Verläßlichkeit und hohe Einsatzbereitschaft

Schweden

Banverket in Schweden setzt eigene sowie von Unternehmern gemietete Bettungsreinigungsmaschinen ein. Bei den Einsätzen werden genaue Aufzeichnungen über die Verfügbarkeit der Maschinen gemacht.

Im Jahre 1994 wurde eine Bettungsreinigungsmaschine vom Typ RM 80 von TSO in Frankreich gemietet. Die Maschine war während 94 Tagen im Einsatz und hat bei einer effektiven Arbeitszeit von 441 Stunden 74,614 km Gleis gereinigt. Es hat dabei nur einen einzigen Maschinenausfall gegeben, so daß die Verügbarkeit der Maschine praktisch bei 1 lag (100%ige Verfügbarkeit).

Die von Banverket selbst betriebene RM 80 SPX Bettungsreinigungsmaschine (Masch.

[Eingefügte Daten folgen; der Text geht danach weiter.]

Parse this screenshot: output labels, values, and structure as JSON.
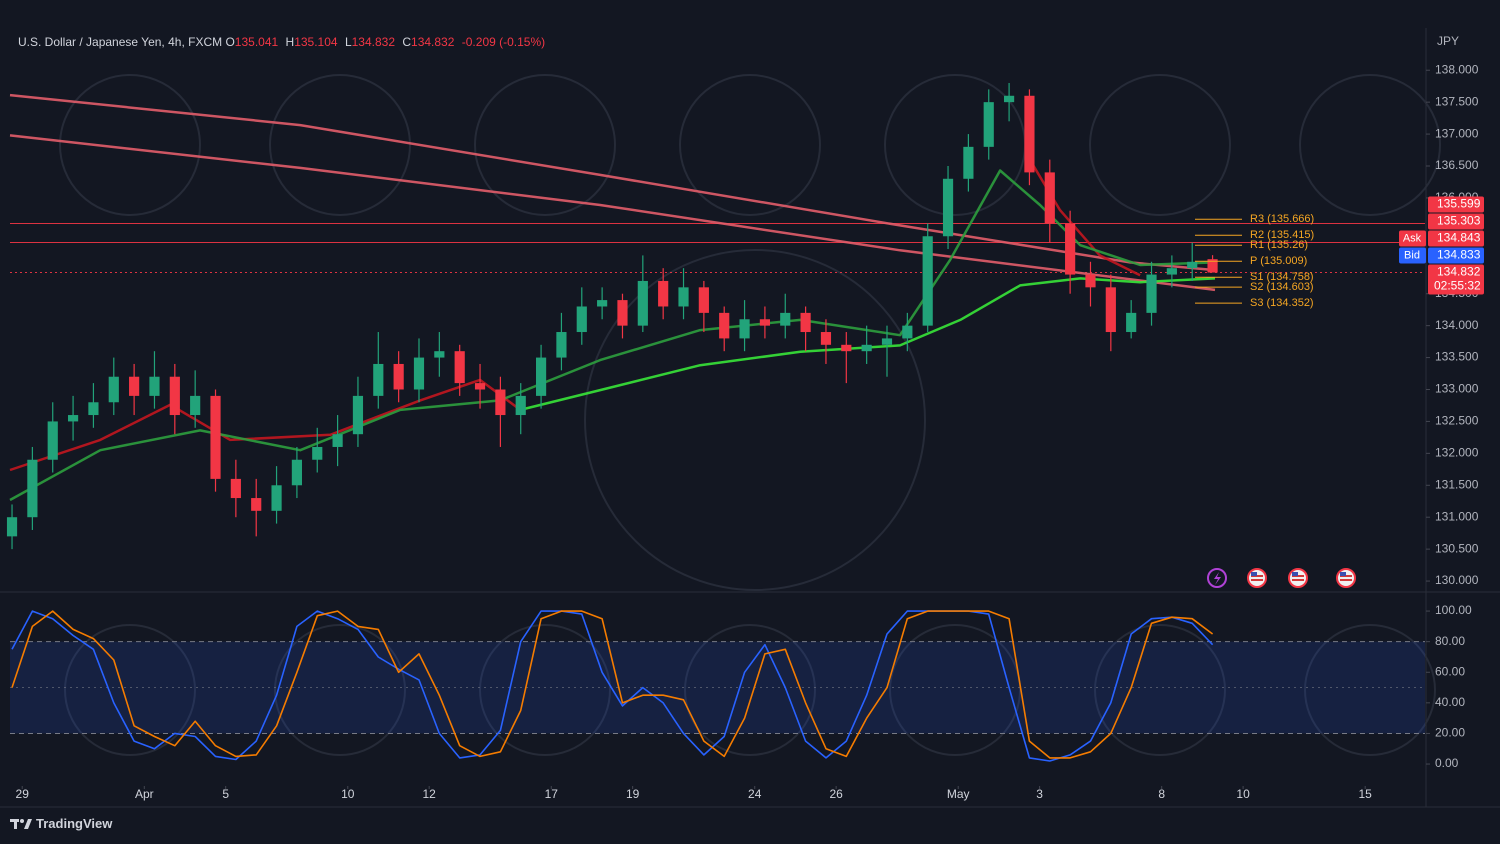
{
  "header": {
    "symbol": "U.S. Dollar / Japanese Yen, 4h, FXCM",
    "ohlc": [
      {
        "key": "O",
        "value": 135.041
      },
      {
        "key": "H",
        "value": 135.104
      },
      {
        "key": "L",
        "value": 134.832
      },
      {
        "key": "C",
        "value": 134.832
      }
    ],
    "change": "-0.209 (-0.15%)",
    "currency": "JPY"
  },
  "chart_data": [
    {
      "type": "candlestick",
      "up_color": "#22a37a",
      "down_color": "#f23645",
      "x": [
        -0.25,
        0.25,
        0.75,
        1.25,
        1.75,
        2.25,
        2.75,
        3.25,
        3.75,
        4.25,
        4.75,
        5.25,
        5.75,
        6.25,
        6.75,
        7.25,
        7.75,
        8.25,
        8.75,
        9.25,
        9.75,
        10.25,
        10.75,
        11.25,
        11.75,
        12.25,
        12.75,
        13.25,
        13.75,
        14.25,
        14.75,
        15.25,
        15.75,
        16.25,
        16.75,
        17.25,
        17.75,
        18.25,
        18.75,
        19.25,
        19.75,
        20.25,
        20.75,
        21.25,
        21.75,
        22.25,
        22.75,
        23.25,
        23.75,
        24.25,
        24.75,
        25.25,
        25.75,
        26.25,
        26.75,
        27.25,
        27.75,
        28.25,
        28.75,
        29.25
      ],
      "open": [
        130.7,
        131.0,
        131.9,
        132.5,
        132.6,
        132.8,
        133.2,
        132.9,
        133.2,
        132.6,
        132.9,
        131.6,
        131.3,
        131.1,
        131.5,
        131.9,
        132.1,
        132.3,
        132.9,
        133.4,
        133.0,
        133.5,
        133.6,
        133.1,
        133.0,
        132.6,
        132.9,
        133.5,
        133.9,
        134.3,
        134.4,
        134.0,
        134.7,
        134.3,
        134.6,
        134.2,
        133.8,
        134.1,
        134.0,
        134.2,
        133.9,
        133.7,
        133.6,
        133.7,
        133.8,
        134.0,
        135.4,
        136.3,
        136.8,
        137.5,
        137.6,
        136.4,
        135.6,
        134.8,
        134.6,
        133.9,
        134.2,
        134.8,
        134.9,
        135.041
      ],
      "high": [
        131.2,
        132.1,
        132.8,
        132.9,
        133.1,
        133.5,
        133.4,
        133.6,
        133.4,
        133.3,
        133.0,
        131.9,
        131.6,
        131.8,
        132.1,
        132.4,
        132.6,
        133.2,
        133.9,
        133.6,
        133.8,
        133.9,
        133.7,
        133.4,
        133.2,
        133.1,
        133.7,
        134.2,
        134.6,
        134.6,
        134.5,
        135.1,
        134.9,
        134.9,
        134.7,
        134.3,
        134.4,
        134.3,
        134.5,
        134.3,
        134.1,
        133.9,
        134.0,
        134.0,
        134.2,
        135.6,
        136.5,
        137.0,
        137.7,
        137.8,
        137.7,
        136.6,
        135.8,
        135.0,
        134.8,
        134.4,
        135.0,
        135.1,
        135.3,
        135.104
      ],
      "low": [
        130.5,
        130.8,
        131.7,
        132.2,
        132.4,
        132.6,
        132.6,
        132.7,
        132.3,
        132.4,
        131.4,
        131.0,
        130.7,
        130.9,
        131.3,
        131.7,
        131.8,
        132.1,
        132.7,
        132.8,
        132.8,
        133.2,
        132.9,
        132.7,
        132.1,
        132.3,
        132.7,
        133.3,
        133.7,
        134.1,
        133.8,
        133.9,
        134.1,
        134.1,
        133.9,
        133.6,
        133.6,
        133.8,
        133.8,
        133.6,
        133.4,
        133.1,
        133.4,
        133.2,
        133.6,
        133.9,
        135.2,
        136.1,
        136.6,
        137.2,
        136.2,
        135.3,
        134.5,
        134.3,
        133.6,
        133.8,
        134.0,
        134.6,
        134.7,
        134.832
      ],
      "close": [
        131.0,
        131.9,
        132.5,
        132.6,
        132.8,
        133.2,
        132.9,
        133.2,
        132.6,
        132.9,
        131.6,
        131.3,
        131.1,
        131.5,
        131.9,
        132.1,
        132.3,
        132.9,
        133.4,
        133.0,
        133.5,
        133.6,
        133.1,
        133.0,
        132.6,
        132.9,
        133.5,
        133.9,
        134.3,
        134.4,
        134.0,
        134.7,
        134.3,
        134.6,
        134.2,
        133.8,
        134.1,
        134.0,
        134.2,
        133.9,
        133.7,
        133.6,
        133.7,
        133.8,
        134.0,
        135.4,
        136.3,
        136.8,
        137.5,
        137.6,
        136.4,
        135.6,
        134.8,
        134.6,
        133.9,
        134.2,
        134.8,
        134.9,
        135.0,
        134.832
      ],
      "overlays": [
        {
          "color": "#e35d6a",
          "x": [
            -0.3,
            6.83,
            14.2,
            21.57,
            27.22,
            29.31
          ],
          "values": [
            137.61,
            137.14,
            136.36,
            135.57,
            134.99,
            134.87
          ]
        },
        {
          "color": "#e35d6a",
          "x": [
            -0.3,
            6.83,
            14.2,
            21.57,
            29.31
          ],
          "values": [
            136.98,
            136.47,
            135.89,
            135.18,
            134.56
          ]
        },
        {
          "color": "#c3161f",
          "x": [
            -0.3,
            1.92,
            3.64,
            5.11,
            7.57,
            9.78,
            11.25,
            12.24
          ],
          "values": [
            131.74,
            132.21,
            132.76,
            132.21,
            132.29,
            132.83,
            133.15,
            132.68
          ]
        },
        {
          "color": "#c3161f",
          "x": [
            24.77,
            25.5,
            26.48,
            27.47
          ],
          "values": [
            136.59,
            135.81,
            135.1,
            134.79
          ]
        },
        {
          "color": "#2e9e3e",
          "x": [
            -0.3,
            1.92,
            4.37,
            6.83,
            9.29,
            11.74,
            14.2,
            16.66,
            19.12,
            21.57,
            22.8,
            24.03,
            25.01,
            26.0,
            27.47,
            29.31
          ],
          "values": [
            131.27,
            132.05,
            132.36,
            132.05,
            132.68,
            132.83,
            133.46,
            133.93,
            134.09,
            133.85,
            135.03,
            136.43,
            135.89,
            135.26,
            134.95,
            134.99
          ]
        },
        {
          "color": "#39e639",
          "x": [
            12.24,
            14.2,
            16.66,
            19.12,
            21.57,
            23.05,
            24.52,
            26.0,
            27.47,
            29.31
          ],
          "values": [
            132.68,
            132.99,
            133.38,
            133.59,
            133.69,
            134.09,
            134.63,
            134.74,
            134.68,
            134.74
          ]
        }
      ],
      "pivots": [
        {
          "label": "R3 (135.666)",
          "value": 135.666
        },
        {
          "label": "R2 (135.415)",
          "value": 135.415
        },
        {
          "label": "R1 (135.26)",
          "value": 135.26
        },
        {
          "label": "P (135.009)",
          "value": 135.009
        },
        {
          "label": "S1 (134.758)",
          "value": 134.758
        },
        {
          "label": "S2 (134.603)",
          "value": 134.603
        },
        {
          "label": "S3 (134.352)",
          "value": 134.352
        }
      ],
      "pivot_color": "#f5a623",
      "price_labels": [
        {
          "value": 135.599,
          "color": "#f23645",
          "line": "solid"
        },
        {
          "value": 135.303,
          "color": "#f23645",
          "line": "solid"
        },
        {
          "value": 134.843,
          "color": "#f23645",
          "tag": "Ask"
        },
        {
          "value": 134.833,
          "color": "#2962ff",
          "tag": "Bid"
        },
        {
          "value": 134.832,
          "color": "#f23645",
          "line": "dotted",
          "countdown": "02:55:32"
        }
      ],
      "xlim": [
        -0.3,
        34.47
      ],
      "xticks": [
        {
          "value": 0,
          "label": "29"
        },
        {
          "value": 3,
          "label": "Apr"
        },
        {
          "value": 5,
          "label": "5"
        },
        {
          "value": 8,
          "label": "10"
        },
        {
          "value": 10,
          "label": "12"
        },
        {
          "value": 13,
          "label": "17"
        },
        {
          "value": 15,
          "label": "19"
        },
        {
          "value": 18,
          "label": "24"
        },
        {
          "value": 20,
          "label": "26"
        },
        {
          "value": 23,
          "label": "May"
        },
        {
          "value": 25,
          "label": "3"
        },
        {
          "value": 28,
          "label": "8"
        },
        {
          "value": 30,
          "label": "10"
        },
        {
          "value": 33,
          "label": "15"
        }
      ],
      "ylim": [
        129.86,
        138.63
      ],
      "yticks": [
        {
          "value": 130,
          "label": "130.000"
        },
        {
          "value": 130.5,
          "label": "130.500"
        },
        {
          "value": 131,
          "label": "131.000"
        },
        {
          "value": 131.5,
          "label": "131.500"
        },
        {
          "value": 132,
          "label": "132.000"
        },
        {
          "value": 132.5,
          "label": "132.500"
        },
        {
          "value": 133,
          "label": "133.000"
        },
        {
          "value": 133.5,
          "label": "133.500"
        },
        {
          "value": 134,
          "label": "134.000"
        },
        {
          "value": 134.5,
          "label": "134.500"
        },
        {
          "value": 136,
          "label": "136.000"
        },
        {
          "value": 136.5,
          "label": "136.500"
        },
        {
          "value": 137,
          "label": "137.000"
        },
        {
          "value": 137.5,
          "label": "137.500"
        },
        {
          "value": 138,
          "label": "138.000"
        }
      ]
    },
    {
      "type": "line",
      "x": [
        -0.25,
        0.25,
        0.75,
        1.25,
        1.75,
        2.25,
        2.75,
        3.25,
        3.75,
        4.25,
        4.75,
        5.25,
        5.75,
        6.25,
        6.75,
        7.25,
        7.75,
        8.25,
        8.75,
        9.25,
        9.75,
        10.25,
        10.75,
        11.25,
        11.75,
        12.25,
        12.75,
        13.25,
        13.75,
        14.25,
        14.75,
        15.25,
        15.75,
        16.25,
        16.75,
        17.25,
        17.75,
        18.25,
        18.75,
        19.25,
        19.75,
        20.25,
        20.75,
        21.25,
        21.75,
        22.25,
        22.75,
        23.25,
        23.75,
        24.25,
        24.75,
        25.25,
        25.75,
        26.25,
        26.75,
        27.25,
        27.75,
        28.25,
        28.75,
        29.25
      ],
      "xlim": [
        -0.3,
        34.47
      ],
      "series": [
        {
          "color": "#2962ff",
          "values": [
            75,
            100,
            95,
            84,
            75,
            40,
            15,
            10,
            20,
            18,
            5,
            3,
            15,
            45,
            90,
            100,
            95,
            88,
            70,
            62,
            55,
            20,
            4,
            6,
            22,
            80,
            100,
            100,
            98,
            60,
            38,
            50,
            40,
            20,
            6,
            18,
            60,
            78,
            50,
            15,
            4,
            15,
            45,
            85,
            100,
            100,
            100,
            100,
            98,
            50,
            4,
            2,
            6,
            15,
            40,
            85,
            95,
            96,
            92,
            78
          ]
        },
        {
          "color": "#f57c00",
          "values": [
            50,
            90,
            100,
            88,
            82,
            68,
            25,
            18,
            12,
            28,
            12,
            5,
            6,
            25,
            60,
            97,
            100,
            90,
            88,
            60,
            72,
            45,
            12,
            5,
            8,
            35,
            95,
            100,
            100,
            95,
            40,
            45,
            45,
            42,
            15,
            5,
            30,
            72,
            75,
            40,
            10,
            5,
            30,
            50,
            95,
            100,
            100,
            100,
            100,
            95,
            15,
            4,
            4,
            8,
            20,
            50,
            92,
            96,
            95,
            85
          ]
        }
      ],
      "band": [
        20,
        80
      ],
      "midline": 50,
      "ylim": [
        -13.7,
        110.5
      ],
      "yticks": [
        {
          "value": 0,
          "label": "0.00"
        },
        {
          "value": 20,
          "label": "20.00"
        },
        {
          "value": 40,
          "label": "40.00"
        },
        {
          "value": 60,
          "label": "60.00"
        },
        {
          "value": 80,
          "label": "80.00"
        },
        {
          "value": 100,
          "label": "100.00"
        }
      ]
    }
  ],
  "footer": {
    "brand": "TradingView"
  }
}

Nr. 210) hatte 1994 und 1995 jeweils eine hohe Verfügbarkeit von 0,99 und 0,98. Es wurden bei 167 Arbeitsschichten nur sieben Störungen und im Jahr darauf bei 109 Schichten 11 Störungen berichtet. Diese Maschine ist mit einer Einrichtung zum Einlegen von Isolierplatten ausgerüstet. Bei diesen Einsätzen muß mit größerer Räumtiefe und Räumbreite gearbeitet werden. Die Meterleistungen sinken dadurch und wurden mit 100 bis 110 m/h angegeben.

Deutschland

Eine von der Firma Heitkamp, Deutschland, angemietete Maschine hat 1995 bei Banverket in 94 Arbeitsschichten 96,6 km Gleis gereinigt und dabei nur 11 Ausfälle gehabt. Die Verfügbarkeit lag damit bei 0,97, bei einem Leistungsdurchschnitt von 224 m/h.

Eine andere von Heitkamp angemietete Maschine hat 1994 bei 167 Einsätzen 197,122 km Gleis durchgearbeitet und bei einer Durchschnittsleistung von 150 m/h eine Verfügbarkeit von 0,88 gehabt und 1995 bei einer Jahresleistung von 86,88 km und einer Durchschnittsleistung von 157 m/h ebenfalls eine Verfügbarkeit von 0,88 aufgewiesen. Diese Maschine ist 1981 zum ersten Mal eingesetzt worden, 1995 ist demnach das 15. Jahr ihres Einsatzes.